Consumer Proposals vs Bankruptcy
The following chart summarizes many of the similarities and differences between consumer proposals and bankruptcy.
What is it?
Consumer Proposals
Settlement with your creditors to pay back a portion of your debt, interest free, over a 5 year period. You can reduce your debt by up to 80%.
Bankruptcy
Legal declaration of not being able to pay back debts. It is better known as “A fresh start”.

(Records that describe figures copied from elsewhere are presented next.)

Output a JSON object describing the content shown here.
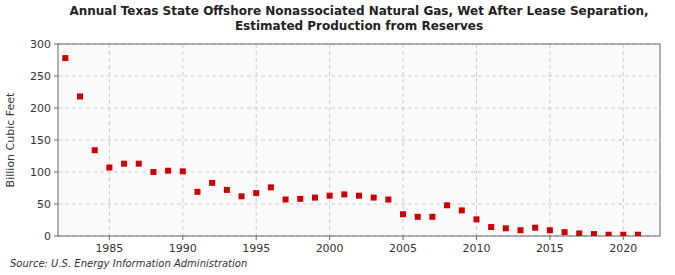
{
  "chart_data": {
    "type": "scatter",
    "title": "Annual Texas State Offshore Nonassociated Natural Gas, Wet After Lease Separation,\nEstimated Production from Reserves",
    "ylabel": "Billion Cubic Feet",
    "annotations": [
      "Source: U.S. Energy Information Administration"
    ],
    "x": [
      1982,
      1983,
      1984,
      1985,
      1986,
      1987,
      1988,
      1989,
      1990,
      1991,
      1992,
      1993,
      1994,
      1995,
      1996,
      1997,
      1998,
      1999,
      2000,
      2001,
      2002,
      2003,
      2004,
      2005,
      2006,
      2007,
      2008,
      2009,
      2010,
      2011,
      2012,
      2013,
      2014,
      2015,
      2016,
      2017,
      2018,
      2019,
      2020,
      2021
    ],
    "values": [
      278,
      218,
      134,
      107,
      113,
      113,
      100,
      102,
      101,
      69,
      83,
      72,
      62,
      67,
      76,
      57,
      58,
      60,
      63,
      65,
      63,
      60,
      57,
      34,
      30,
      30,
      48,
      40,
      26,
      14,
      12,
      9,
      13,
      9,
      6,
      4,
      3,
      2,
      2,
      2
    ],
    "color": "#cc0000",
    "marker": "square",
    "xlim": [
      1981.5,
      2022.5
    ],
    "ylim": [
      0,
      300
    ],
    "xticks": [
      1985,
      1990,
      1995,
      2000,
      2005,
      2010,
      2015,
      2020
    ],
    "yticks": [
      0,
      50,
      100,
      150,
      200,
      250,
      300
    ],
    "grid": true
  }
}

What happens to my assets?
Consumer Proposals
You get to keep all of your assets!
Bankruptcy
Your assets will revert to your Licensed Insolvency Trustee, with the exception of exempt assets under Canadian law. Your LIT will liquidate your assets in order to pay your creditors.
What debts are included?
The same debts are included in a consumer proposal and a bankruptcy. Common examples include:
- Credit Card
- CRA Income tax debt
- Student loans *
- Line of Credit
- Unsecured Loans
- Payday Loans
How long is the process?
Consumer Proposals
Up to 5 years
Bankruptcy
First time bankruptcy – 9 months to 21 months
Second time bankruptcy – 24 months to 36 months
How long will it show on my credit report?
Consumer Proposals
3 years after you receive your certificate of full performance
Bankruptcy
First time bankruptcy – 7 years after you receive your discharge
Second time bankruptcy – 12 years after you receive your discharge
* Student loans are only included if you have been out of school for 7 years on the date you filed bankruptcy or consumer proposal.